Maverick-2 represents a fundamental rethinking of computing hardware, addressing the bottlenecks of traditional GPU architectures with a software-defined, dataflow architecture that delivers the efficient performance at scale that seismic and other HPC workloads require.

Instead of relying on fixed hardware cores optimized for general-purpose instruction handling, Maverick-2 uses a flexible compute fabric configured by software to match the workload's structure. The compiler analyzes existing C, C++, or Fortran seismic applications and maps them to an optimized dataflow execution model — without requiring application rewrites.

This is critical for seismic processing organizations that have invested decades in algorithm development. Porting and re-optimizing code for each new hardware generation consumes significant engineering effort. With Maverick-2, existing applications compile directly to optimized execution, allowing teams to focus on advancing geophysical science rather than low-level hardware tuning.

Production deployments at research institutions and national laboratories have validated the architecture’s efficiency gains, with operators reporting significantly improved throughput on memory-bound seismic workloads compared to their existing GPU infrastructure.

What This Means for Operators

For oil and gas operators, the practical performance benefits of dataflow architecture are evident.

  • Higher Effective Utilization: Architectures aligned with memory-bound workloads deliver more sustained throughput relative to peak capability. This translates into more useful work per deployed accelerator.
  • Improved Performance per Watt: Energy efficiency is increasingly critical in large-scale seismic processing environments. Reducing idle cycles and unnecessary data movement improves throughput per watt, lowering operational costs and reducing carbon intensity.
  • Reduced Optimization Burden: GPU optimization often requires extensive kernel tuning and architecture-specific engineering. A compiler-driven dataflow approach shifts the focus back to advancing geophysical science rather than managing low-level hardware complexity.
  • Scalability for Advanced Methods: As elastic FWI, anisotropic operators, and higher-resolution models become standard, computational demands will continue to grow. An architecture designed around dataflow efficiency scales more naturally with these evolving requirements.

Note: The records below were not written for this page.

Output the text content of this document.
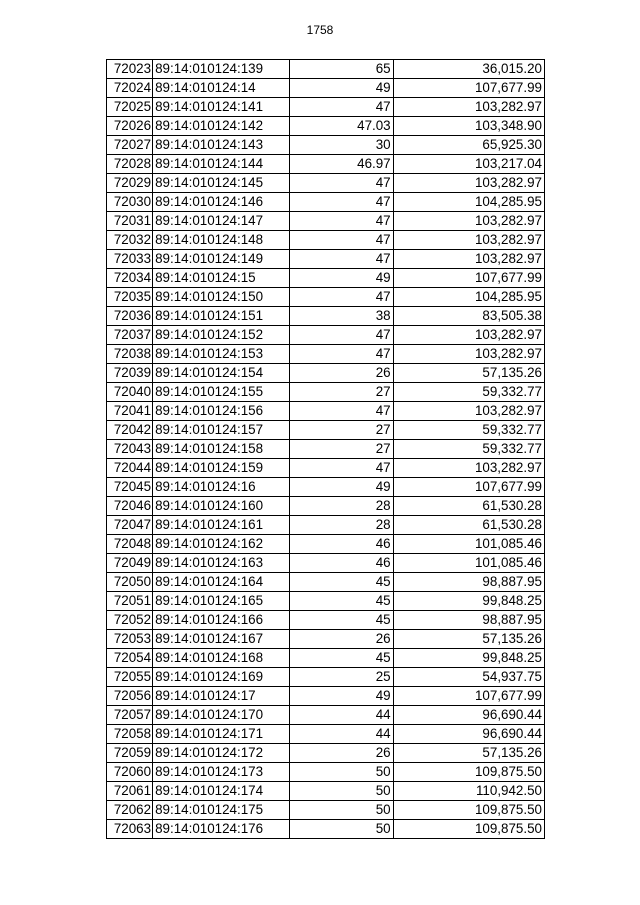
1758
72023	89:14:010124:139	65	36,015.20
72024	89:14:010124:14	49	107,677.99
72025	89:14:010124:141	47	103,282.97
72026	89:14:010124:142	47.03	103,348.90
72027	89:14:010124:143	30	65,925.30
72028	89:14:010124:144	46.97	103,217.04
72029	89:14:010124:145	47	103,282.97
72030	89:14:010124:146	47	104,285.95
72031	89:14:010124:147	47	103,282.97
72032	89:14:010124:148	47	103,282.97
72033	89:14:010124:149	47	103,282.97
72034	89:14:010124:15	49	107,677.99
72035	89:14:010124:150	47	104,285.95
72036	89:14:010124:151	38	83,505.38
72037	89:14:010124:152	47	103,282.97
72038	89:14:010124:153	47	103,282.97
72039	89:14:010124:154	26	57,135.26
72040	89:14:010124:155	27	59,332.77
72041	89:14:010124:156	47	103,282.97
72042	89:14:010124:157	27	59,332.77
72043	89:14:010124:158	27	59,332.77
72044	89:14:010124:159	47	103,282.97
72045	89:14:010124:16	49	107,677.99
72046	89:14:010124:160	28	61,530.28
72047	89:14:010124:161	28	61,530.28
72048	89:14:010124:162	46	101,085.46
72049	89:14:010124:163	46	101,085.46
72050	89:14:010124:164	45	98,887.95
72051	89:14:010124:165	45	99,848.25
72052	89:14:010124:166	45	98,887.95
72053	89:14:010124:167	26	57,135.26
72054	89:14:010124:168	45	99,848.25
72055	89:14:010124:169	25	54,937.75
72056	89:14:010124:17	49	107,677.99
72057	89:14:010124:170	44	96,690.44
72058	89:14:010124:171	44	96,690.44
72059	89:14:010124:172	26	57,135.26
72060	89:14:010124:173	50	109,875.50
72061	89:14:010124:174	50	110,942.50
72062	89:14:010124:175	50	109,875.50
72063	89:14:010124:176	50	109,875.50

Enabling Smarter Resource Development

The energy transition to renewables will unfold over decades, and hydrocarbon resources will remain essential throughout this period. The imperative to extract these resources responsibly, with greater precision, lower environmental impact, and better economic efficiency, only intensifies.

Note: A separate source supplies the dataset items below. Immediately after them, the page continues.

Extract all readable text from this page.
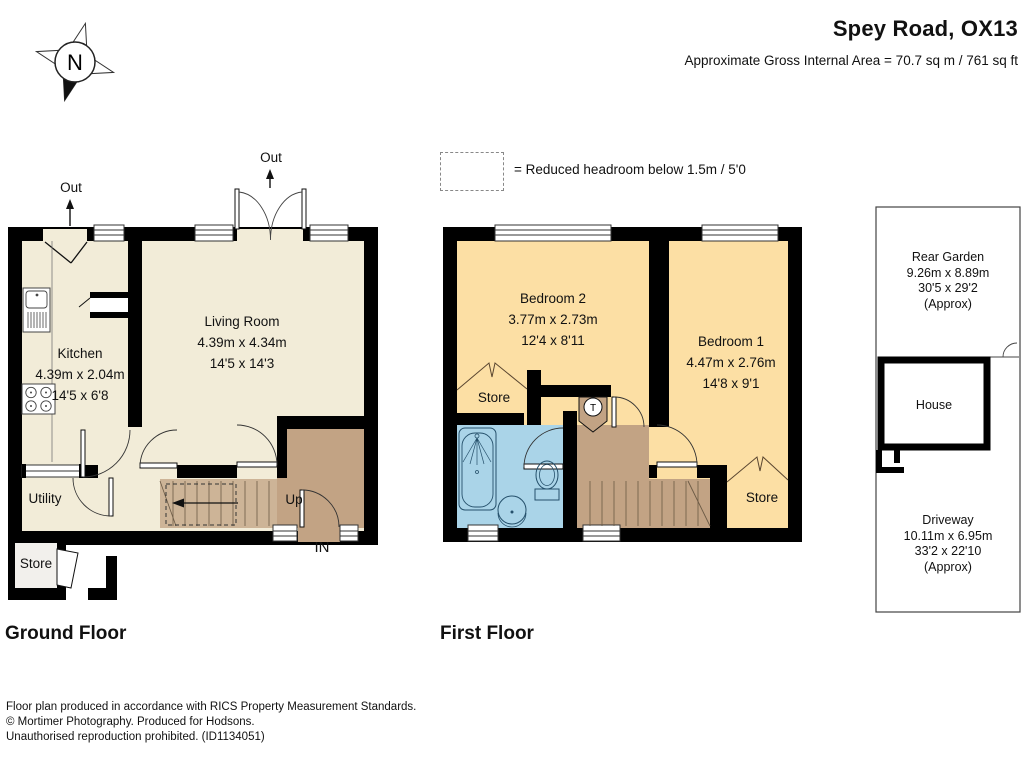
N
T
Spey Road, OX13
Approximate Gross Internal Area = 70.7 sq m / 761 sq ft
= Reduced headroom below 1.5m / 5'0
Kitchen
4.39m x 2.04m
14'5 x 6'8
Living Room
4.39m x 4.34m
14'5 x 14'3
Utility
Store
Up
IN
Out
Out
Bedroom 2
3.77m x 2.73m
12'4 x 8'11	Bedroom 1
4.47m x 2.76m
14'8 x 9'1
Store
Store
Rear Garden
9.26m x 8.89m
30'5 x 29'2
(Approx)
House
Driveway
10.11m x 6.95m
33'2 x 22'10
(Approx)
Ground Floor	First Floor
Floor plan produced in accordance with RICS Property Measurement Standards.
© Mortimer Photography. Produced for Hodsons.
Unauthorised reproduction prohibited. (ID1134051)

The computational infrastructure supporting this effort has reached an architectural limit. Traditional processors, including modern GPUs, are constrained by data movement architectures designed for general-purpose computing rather than the memory-intensive patterns of seismic simulation.

Dataflow computing offers a path forward. By inverting the relationship between data and computation, Maverick-2 delivers the performance seismic workflows actually need, without requiring organizations to abandon their algorithmic investments or accept vendor lock-in.

The wall that has constrained seismic computing isn't insurmountable. It requires thinking beyond it.